Elsevier, Nexus, Volume 1, Issue 3, September 2024
Authors: 
Shuangqi Li, H. Oliver Gao, Fengqi You

The electric vehicle (EV) industry, crucial for low-emission transportation, is undergoing a significant transformation driven by advancements in battery and electrochemical energy storage technologies. Artificial intelligence (AI) has the potential to revolutionize these technologies by enhancing efficiency and performance while accelerating development cycles. This paper systematically reviews the current state-of-the-art and future perspectives of AI in battery research and applications for EVs. Various AI methodologies, including unsupervised learning, supervised learning, reinforcement learning, and generative AI, are explored to improve battery performance, longevity, and safety.
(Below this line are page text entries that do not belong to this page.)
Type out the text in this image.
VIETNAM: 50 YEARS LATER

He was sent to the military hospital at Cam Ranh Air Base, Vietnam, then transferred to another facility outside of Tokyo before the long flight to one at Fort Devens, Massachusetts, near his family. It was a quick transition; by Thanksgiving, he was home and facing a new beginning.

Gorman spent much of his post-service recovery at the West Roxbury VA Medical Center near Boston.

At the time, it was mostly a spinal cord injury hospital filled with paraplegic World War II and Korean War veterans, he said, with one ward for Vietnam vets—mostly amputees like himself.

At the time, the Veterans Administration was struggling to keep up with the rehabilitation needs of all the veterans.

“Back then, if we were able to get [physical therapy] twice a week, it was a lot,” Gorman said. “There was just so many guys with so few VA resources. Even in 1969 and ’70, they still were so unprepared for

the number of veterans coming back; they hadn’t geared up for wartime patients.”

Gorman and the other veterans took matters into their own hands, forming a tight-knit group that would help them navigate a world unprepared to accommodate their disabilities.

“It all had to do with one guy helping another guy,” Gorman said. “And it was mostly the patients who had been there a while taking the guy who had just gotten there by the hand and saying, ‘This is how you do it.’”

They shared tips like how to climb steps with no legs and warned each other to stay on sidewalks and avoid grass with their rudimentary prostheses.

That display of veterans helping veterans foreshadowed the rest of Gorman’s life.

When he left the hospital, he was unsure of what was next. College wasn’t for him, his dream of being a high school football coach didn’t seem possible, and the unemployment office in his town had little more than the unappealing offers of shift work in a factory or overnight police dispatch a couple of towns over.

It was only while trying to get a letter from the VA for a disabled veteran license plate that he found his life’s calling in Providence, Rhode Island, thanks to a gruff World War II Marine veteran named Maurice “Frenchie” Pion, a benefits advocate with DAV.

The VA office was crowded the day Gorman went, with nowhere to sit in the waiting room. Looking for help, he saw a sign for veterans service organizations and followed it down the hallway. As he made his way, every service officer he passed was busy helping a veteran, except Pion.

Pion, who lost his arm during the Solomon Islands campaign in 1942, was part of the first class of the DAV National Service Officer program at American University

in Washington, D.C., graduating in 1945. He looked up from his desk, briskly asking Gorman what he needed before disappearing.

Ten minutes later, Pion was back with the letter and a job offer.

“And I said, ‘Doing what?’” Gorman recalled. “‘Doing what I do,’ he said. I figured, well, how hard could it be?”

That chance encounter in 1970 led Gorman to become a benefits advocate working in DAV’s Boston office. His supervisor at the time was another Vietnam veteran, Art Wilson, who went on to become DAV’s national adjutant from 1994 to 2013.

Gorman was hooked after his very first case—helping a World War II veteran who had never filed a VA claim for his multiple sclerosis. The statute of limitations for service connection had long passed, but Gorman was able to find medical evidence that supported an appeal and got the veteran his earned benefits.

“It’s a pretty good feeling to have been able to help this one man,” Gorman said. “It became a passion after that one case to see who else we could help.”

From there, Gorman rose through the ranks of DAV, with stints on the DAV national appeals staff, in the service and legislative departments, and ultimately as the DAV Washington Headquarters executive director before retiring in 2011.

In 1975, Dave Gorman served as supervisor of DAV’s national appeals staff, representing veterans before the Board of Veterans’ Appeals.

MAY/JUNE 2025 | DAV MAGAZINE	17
The review identifies key challenges in advancing AI for electrochemical energy storage: data shortages, cyberinfrastructure limitations, data privacy issues, intellectual property obstacles, and ethical complexities. Groundbreaking opportunities presented by AI applications, such as large language models, foundation models, multimodal learning, and few-shot learning, are also highlighted. AI-based technologies offer promising pathways for rapid material discovery, predictive maintenance, and the development of efficient, scalable, and reliable battery systems. Strategic directions for future research are proposed, emphasizing the need for comprehensive data and cyber infrastructures, enhanced interpretability, ethical AI use, and interdisciplinary collaboration. Ultimately, this paper identifies key challenges and opportunities for AI-driven innovations in battery technology, contributing to the advancement of low-emission transportation through electrification.